Florida Election Forecast Congressional District 13


Tomorrow Alex Sink, David Jolly, Lucas Overby, and Michael Levinson will compete for congressional district 13.  PoliticIt has applied the It Score algorithm to find out who will likely win in this special election.

The It Score is a measure of a digital influence that correlates with election results (GigaOM).

The It Score was used in the 2012 election to correctly predict the outcomes of every major federal race with 92% accuracy.  Last week the It Score forecasted the Texas primary election…predicting the races with 91% accuracy.

If a candidate has a higher It Score relative to their opponent then they will likely win on March 4.

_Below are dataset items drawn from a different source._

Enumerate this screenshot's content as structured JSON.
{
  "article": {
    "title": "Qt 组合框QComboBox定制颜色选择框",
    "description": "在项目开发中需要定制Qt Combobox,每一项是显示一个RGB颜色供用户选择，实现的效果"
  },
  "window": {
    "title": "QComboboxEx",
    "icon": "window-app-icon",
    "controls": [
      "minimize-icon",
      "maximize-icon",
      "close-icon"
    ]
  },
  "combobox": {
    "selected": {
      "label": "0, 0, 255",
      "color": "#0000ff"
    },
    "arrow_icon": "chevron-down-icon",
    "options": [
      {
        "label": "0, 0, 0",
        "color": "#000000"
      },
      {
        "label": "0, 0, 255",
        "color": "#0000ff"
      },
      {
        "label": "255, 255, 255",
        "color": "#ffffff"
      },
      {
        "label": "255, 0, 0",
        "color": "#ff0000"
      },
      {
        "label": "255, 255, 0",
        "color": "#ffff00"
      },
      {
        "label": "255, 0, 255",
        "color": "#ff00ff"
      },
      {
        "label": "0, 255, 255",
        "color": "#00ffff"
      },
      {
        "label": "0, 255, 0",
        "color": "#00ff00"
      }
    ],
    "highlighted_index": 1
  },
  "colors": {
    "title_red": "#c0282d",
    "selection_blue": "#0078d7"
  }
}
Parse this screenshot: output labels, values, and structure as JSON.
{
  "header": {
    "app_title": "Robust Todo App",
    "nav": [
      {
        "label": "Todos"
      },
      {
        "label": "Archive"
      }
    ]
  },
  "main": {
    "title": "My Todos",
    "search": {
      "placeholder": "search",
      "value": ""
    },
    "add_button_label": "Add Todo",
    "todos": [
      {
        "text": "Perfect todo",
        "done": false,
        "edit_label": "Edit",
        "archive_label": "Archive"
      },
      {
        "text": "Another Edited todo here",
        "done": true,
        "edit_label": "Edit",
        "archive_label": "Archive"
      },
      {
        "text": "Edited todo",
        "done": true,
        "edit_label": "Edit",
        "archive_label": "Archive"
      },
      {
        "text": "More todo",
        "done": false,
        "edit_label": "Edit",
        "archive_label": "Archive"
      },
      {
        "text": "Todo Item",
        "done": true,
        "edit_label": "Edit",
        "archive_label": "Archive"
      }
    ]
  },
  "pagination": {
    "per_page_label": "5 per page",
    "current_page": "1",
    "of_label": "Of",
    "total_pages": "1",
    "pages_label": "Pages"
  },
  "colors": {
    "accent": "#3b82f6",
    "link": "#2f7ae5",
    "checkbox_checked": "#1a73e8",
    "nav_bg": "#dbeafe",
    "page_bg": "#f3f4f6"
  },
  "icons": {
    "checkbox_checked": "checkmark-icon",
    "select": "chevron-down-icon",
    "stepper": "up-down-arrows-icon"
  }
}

Scores for candidates running against each other are calculated on a relative basis. Methodology for its calculation is contained at this end of this article.

Florida Election Forecast

Candidate It Score
Alex Sink 45
David Jolly 39
Lucas Overby 12
Michael Levinson 4

The It Score is indicating that Alex Sink has a slight edge in tomorrow’s election, and will likely win.  Sink outperformed her opponents across the board online.

David Jolly performed well online, but fell behind Sink on nearly every metric.  If Jolly chooses to challenge again in the future, then he should invest earlier in building his social networks if he hopes to stand a chance against Sink online.

Lucas Overby had an impressive online presence relative to libertarian candidates in other states.  His biggest weakness is his inability to attract earned media as effectively as his opponents.

Michael Levinson really doesn’t have much of a digital influence.


This Florida election forecast was generated by the It Score algorithm.

The It Score is a machine learning algorithm that gathers chatter surrounding a political candidate from social, and traditional media sources in order to provide a gauge of their digital influence.  It accounts for tone, how people are reacting to a politician, the buzz surrounding the candidate, and what people are saying about the politician.

Whatever candidate has the highest It Score will likely win in the election.

The machine learning algorithm was trained off of actual primary election results.  The original algorithm was predicting at 67% accuracy, but overtime it learned.  Currently it is predicting at 92% accuracy.

PoliticIt’s hope is to refine this algorithm so that political candidates can use it to receive real-time feedback on campaign performance.